Condividi

Radu Dragusin si unisce alla Fiorentina dal Tottenham con la formula del prestito oneroso. Il giovane difensore romeno ha espresso grande entusiasmo per il progetto viola, puntando a una lunga permanenza e a importanti successi sportivi.

Dragusin sceglie Firenze per il futuro

Il difensore Radu Dragusin ha ufficialmente lasciato il calcio inglese per abbracciare la Fiorentina. La scelta del giovane romeno è motivata dalla visione del club toscano.
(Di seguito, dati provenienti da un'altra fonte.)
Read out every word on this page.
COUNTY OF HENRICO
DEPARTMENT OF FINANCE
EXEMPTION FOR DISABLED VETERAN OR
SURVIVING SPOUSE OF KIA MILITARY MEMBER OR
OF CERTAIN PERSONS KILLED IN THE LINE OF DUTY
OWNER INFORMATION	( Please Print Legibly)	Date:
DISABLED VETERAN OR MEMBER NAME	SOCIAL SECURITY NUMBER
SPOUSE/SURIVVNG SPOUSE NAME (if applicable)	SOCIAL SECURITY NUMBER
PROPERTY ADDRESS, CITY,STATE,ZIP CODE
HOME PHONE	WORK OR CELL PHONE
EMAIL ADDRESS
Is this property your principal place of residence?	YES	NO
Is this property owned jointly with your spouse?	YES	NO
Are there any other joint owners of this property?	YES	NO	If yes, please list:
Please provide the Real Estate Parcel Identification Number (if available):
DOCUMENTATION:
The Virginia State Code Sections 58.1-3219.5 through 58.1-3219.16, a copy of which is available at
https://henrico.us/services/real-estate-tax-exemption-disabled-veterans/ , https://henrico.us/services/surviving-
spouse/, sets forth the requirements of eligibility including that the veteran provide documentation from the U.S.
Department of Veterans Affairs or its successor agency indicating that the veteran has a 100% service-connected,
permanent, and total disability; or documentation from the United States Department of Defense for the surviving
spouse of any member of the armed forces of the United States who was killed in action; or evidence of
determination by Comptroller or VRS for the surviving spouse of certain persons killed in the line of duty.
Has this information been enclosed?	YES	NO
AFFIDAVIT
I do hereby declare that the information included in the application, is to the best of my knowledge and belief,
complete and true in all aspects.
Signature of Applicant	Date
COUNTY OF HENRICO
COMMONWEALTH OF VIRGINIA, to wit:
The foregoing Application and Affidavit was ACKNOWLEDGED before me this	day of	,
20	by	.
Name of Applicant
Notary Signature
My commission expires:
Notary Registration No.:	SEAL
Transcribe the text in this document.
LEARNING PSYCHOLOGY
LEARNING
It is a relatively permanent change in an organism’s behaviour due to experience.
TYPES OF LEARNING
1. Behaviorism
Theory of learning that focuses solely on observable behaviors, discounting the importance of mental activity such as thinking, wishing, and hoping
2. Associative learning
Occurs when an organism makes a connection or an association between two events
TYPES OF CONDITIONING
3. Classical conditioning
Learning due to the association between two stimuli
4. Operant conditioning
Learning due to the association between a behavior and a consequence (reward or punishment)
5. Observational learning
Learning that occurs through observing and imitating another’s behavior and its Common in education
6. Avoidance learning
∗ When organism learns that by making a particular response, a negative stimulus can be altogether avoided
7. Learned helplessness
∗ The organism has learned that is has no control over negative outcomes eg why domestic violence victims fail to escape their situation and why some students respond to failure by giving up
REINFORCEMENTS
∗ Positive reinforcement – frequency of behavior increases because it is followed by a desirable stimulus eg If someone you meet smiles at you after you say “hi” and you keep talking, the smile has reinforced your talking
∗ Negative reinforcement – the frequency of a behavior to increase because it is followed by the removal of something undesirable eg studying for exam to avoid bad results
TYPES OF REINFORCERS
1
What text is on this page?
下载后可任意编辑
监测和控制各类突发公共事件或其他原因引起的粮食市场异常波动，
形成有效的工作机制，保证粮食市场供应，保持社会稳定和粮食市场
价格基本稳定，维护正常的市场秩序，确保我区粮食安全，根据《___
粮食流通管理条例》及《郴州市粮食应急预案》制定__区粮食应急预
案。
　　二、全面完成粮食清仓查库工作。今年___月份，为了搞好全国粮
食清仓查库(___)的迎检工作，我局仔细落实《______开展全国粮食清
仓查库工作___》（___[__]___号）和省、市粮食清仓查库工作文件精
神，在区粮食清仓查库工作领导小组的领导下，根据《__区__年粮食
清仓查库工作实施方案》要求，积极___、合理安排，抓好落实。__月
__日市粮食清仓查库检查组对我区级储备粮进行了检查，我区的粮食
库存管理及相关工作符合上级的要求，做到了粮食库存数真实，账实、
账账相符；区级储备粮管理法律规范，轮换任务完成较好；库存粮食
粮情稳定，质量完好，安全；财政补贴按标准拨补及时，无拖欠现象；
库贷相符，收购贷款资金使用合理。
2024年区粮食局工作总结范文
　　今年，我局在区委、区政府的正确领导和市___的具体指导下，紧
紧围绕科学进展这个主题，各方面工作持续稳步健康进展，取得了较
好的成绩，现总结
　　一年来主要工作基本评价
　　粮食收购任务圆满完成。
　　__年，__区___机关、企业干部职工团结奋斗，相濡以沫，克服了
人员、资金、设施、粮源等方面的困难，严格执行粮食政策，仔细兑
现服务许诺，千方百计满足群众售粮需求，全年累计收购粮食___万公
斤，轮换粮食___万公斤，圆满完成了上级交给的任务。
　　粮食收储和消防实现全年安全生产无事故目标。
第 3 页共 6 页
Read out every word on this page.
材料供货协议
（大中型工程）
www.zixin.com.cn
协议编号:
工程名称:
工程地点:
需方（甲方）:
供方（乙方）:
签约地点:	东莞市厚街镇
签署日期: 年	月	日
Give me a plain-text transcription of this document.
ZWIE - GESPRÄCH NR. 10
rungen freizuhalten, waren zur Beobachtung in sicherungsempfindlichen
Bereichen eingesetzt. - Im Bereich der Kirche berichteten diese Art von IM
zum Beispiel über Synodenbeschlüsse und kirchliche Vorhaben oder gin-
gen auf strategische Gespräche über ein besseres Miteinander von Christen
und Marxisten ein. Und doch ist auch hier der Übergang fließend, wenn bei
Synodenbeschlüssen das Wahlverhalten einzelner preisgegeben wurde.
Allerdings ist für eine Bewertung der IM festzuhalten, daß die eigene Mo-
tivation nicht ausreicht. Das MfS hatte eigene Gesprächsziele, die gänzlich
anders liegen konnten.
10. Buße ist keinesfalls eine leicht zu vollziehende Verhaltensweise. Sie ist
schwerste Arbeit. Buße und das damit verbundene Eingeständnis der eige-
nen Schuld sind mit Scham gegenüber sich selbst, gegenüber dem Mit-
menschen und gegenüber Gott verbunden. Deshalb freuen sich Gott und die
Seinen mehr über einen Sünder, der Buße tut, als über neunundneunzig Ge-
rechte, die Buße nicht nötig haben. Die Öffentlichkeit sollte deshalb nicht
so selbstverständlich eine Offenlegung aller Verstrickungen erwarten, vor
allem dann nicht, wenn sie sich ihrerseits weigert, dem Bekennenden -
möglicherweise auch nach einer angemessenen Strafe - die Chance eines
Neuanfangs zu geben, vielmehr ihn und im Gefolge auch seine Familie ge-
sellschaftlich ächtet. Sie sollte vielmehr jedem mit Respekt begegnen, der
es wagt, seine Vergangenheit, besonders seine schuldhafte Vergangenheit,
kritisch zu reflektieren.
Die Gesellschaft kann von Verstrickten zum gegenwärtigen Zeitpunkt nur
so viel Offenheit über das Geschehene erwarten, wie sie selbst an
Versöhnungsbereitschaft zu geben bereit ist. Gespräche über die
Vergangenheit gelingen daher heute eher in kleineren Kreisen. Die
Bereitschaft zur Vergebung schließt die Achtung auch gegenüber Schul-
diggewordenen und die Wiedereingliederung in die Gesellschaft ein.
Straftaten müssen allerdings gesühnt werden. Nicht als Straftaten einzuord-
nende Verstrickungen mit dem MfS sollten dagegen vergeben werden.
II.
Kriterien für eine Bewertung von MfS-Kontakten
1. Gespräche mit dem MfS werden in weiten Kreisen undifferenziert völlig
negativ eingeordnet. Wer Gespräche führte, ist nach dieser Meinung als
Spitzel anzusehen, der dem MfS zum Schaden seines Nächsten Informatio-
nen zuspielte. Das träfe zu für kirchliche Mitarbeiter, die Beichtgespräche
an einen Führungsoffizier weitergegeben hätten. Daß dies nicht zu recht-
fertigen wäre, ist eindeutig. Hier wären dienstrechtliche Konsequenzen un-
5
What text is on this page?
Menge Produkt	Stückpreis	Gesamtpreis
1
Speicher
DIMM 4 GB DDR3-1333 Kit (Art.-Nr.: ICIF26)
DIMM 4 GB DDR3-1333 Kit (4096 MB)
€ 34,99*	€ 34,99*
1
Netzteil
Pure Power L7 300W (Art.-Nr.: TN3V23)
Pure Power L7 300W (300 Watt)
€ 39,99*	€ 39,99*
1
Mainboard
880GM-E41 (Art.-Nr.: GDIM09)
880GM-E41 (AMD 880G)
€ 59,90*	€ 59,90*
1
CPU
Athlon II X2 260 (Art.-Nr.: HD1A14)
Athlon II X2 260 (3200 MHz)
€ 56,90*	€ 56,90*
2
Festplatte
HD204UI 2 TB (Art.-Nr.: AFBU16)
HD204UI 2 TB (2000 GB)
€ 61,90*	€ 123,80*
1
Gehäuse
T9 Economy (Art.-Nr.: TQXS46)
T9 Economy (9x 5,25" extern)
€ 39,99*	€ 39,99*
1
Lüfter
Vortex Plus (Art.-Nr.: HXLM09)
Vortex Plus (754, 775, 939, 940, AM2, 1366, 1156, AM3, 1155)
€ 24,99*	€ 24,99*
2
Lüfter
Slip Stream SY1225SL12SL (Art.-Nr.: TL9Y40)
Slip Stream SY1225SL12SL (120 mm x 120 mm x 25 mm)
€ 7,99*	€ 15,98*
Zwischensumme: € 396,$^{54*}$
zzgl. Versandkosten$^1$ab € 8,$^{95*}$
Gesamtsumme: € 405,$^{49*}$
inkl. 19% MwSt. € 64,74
Egli ha dichiarato: «Ho scelto la Fiorentina perché ha un progetto che punta a fare bene e a far crescere i giocatori. La decisione è stata facile».

La presentazione al Viola Park ha visto il 24enne esprimere la sua volontà di rimanere a lungo. Il trasferimento avviene con la formula del prestito oneroso dal Tottenham, per una cifra di 1,5 milioni. È previsto un riscatto fissato a 17,5 milioni al verificarsi di determinate condizioni.

La presenza del direttore Paratici ha giocato un ruolo chiave. Dragusin ha affermato: «Il fatto di conoscere bene il direttore Paratici ha favorito la trattativa e il mio desiderio di venire qui». Ha aggiunto: «Vorrei fermarmi a lungo e fare belle cose con questa maglia ripagando la fiducia».

Esperienze passate e prospettive future

Il difensore ha voluto ringraziare il suo precedente club. «Voglio però ringraziare il Tottenham», ha detto, «mi ha fatto crescere come uomo e come calciatore e fatto vincere un trofeo importante». Ha poi confrontato i campionati: «La Premier è una realtà diversa da quella italiana, mi ha regalato tante cose positive».

Ha proseguito: «Confrontandomi con i migliori attaccanti al mondo mi ha permesso di acquisire esperienza». Dragusin era stato accostato anche alla Roma in passato. «È vero che in inverno ci sono state altre trattative», ha ammesso, «il mio agente ha sempre voluto per me la soluzione migliore, di qui certe dichiarazioni».

Tuttavia, la decisione finale è stata rapida. «Appena ho sentito la Fiorentina ho deciso in fretta», ha sottolineato. «Qui voglio e posso dimostrare il mio valore».

Il passato alla Juventus e il recupero dall'infortunio

Dragusin vanta un'esperienza nella squadra B della Juventus. «È un'esperienza che mi ha aiutato molto», ha rimarcato. Ha poi rassicurato sulle sue condizioni fisiche. L'infortunio al crociato subito un anno fa è ormai un lontano ricordo. «Ho recuperato pienamente e sto bene», ha confermato. Ha concluso: «Non è stato un periodo facile ma ho sempre cercato di guardare positivo».

La sua integrazione nel gruppo viola sembra quindi procedere nel migliore dei modi. La Fiorentina punta molto sulle sue qualità per rinforzare il reparto difensivo. Il giocatore è pronto a mettersi a disposizione di mister e compagni.

Il suo arrivo rappresenta un innesto di qualità per la squadra. La società ha investito significativamente per assicurarsi le sue prestazioni. La speranza è che possa contribuire a raggiungere gli obiettivi stagionali prefissati. La sua determinazione è palpabile.

La sua mentalità positiva, nonostante le difficoltà passate, è un segnale incoraggiante. Il club si aspetta molto da lui. La sua carriera è ancora giovane e piena di potenziale. La Serie A rappresenta una nuova sfida stimolante.

Il suo percorso nel calcio italiano inizia ora con la maglia viola. L'entusiasmo dei tifosi è già alto. La sua presenza in campo potrebbe portare maggiore solidità alla difesa.

La sua conoscenza del campionato italiano, seppur limitata, potrebbe facilitare l'adattamento. L'esperienza in Premier League gli ha fornito strumenti preziosi. Ora è pronto a metterli al servizio della Fiorentina.

La sua dichiarazione d'intenti è chiara: vuole lasciare il segno. Il progetto della Fiorentina sembra essere il trampolino ideale per la sua crescita.

Le sue parole trasmettono fiducia e ambizione. La società ha fatto un colpo importante sul mercato. I tifosi attendono con ansia di vederlo all'opera.

La sua carriera è in una fase cruciale. La scelta di unirsi alla Fiorentina è strategica. Il suo futuro sembra promettente.

Le sue dichiarazioni sono state accolte con favore dalla dirigenza. Il suo impatto sul campo sarà monitorato attentamente.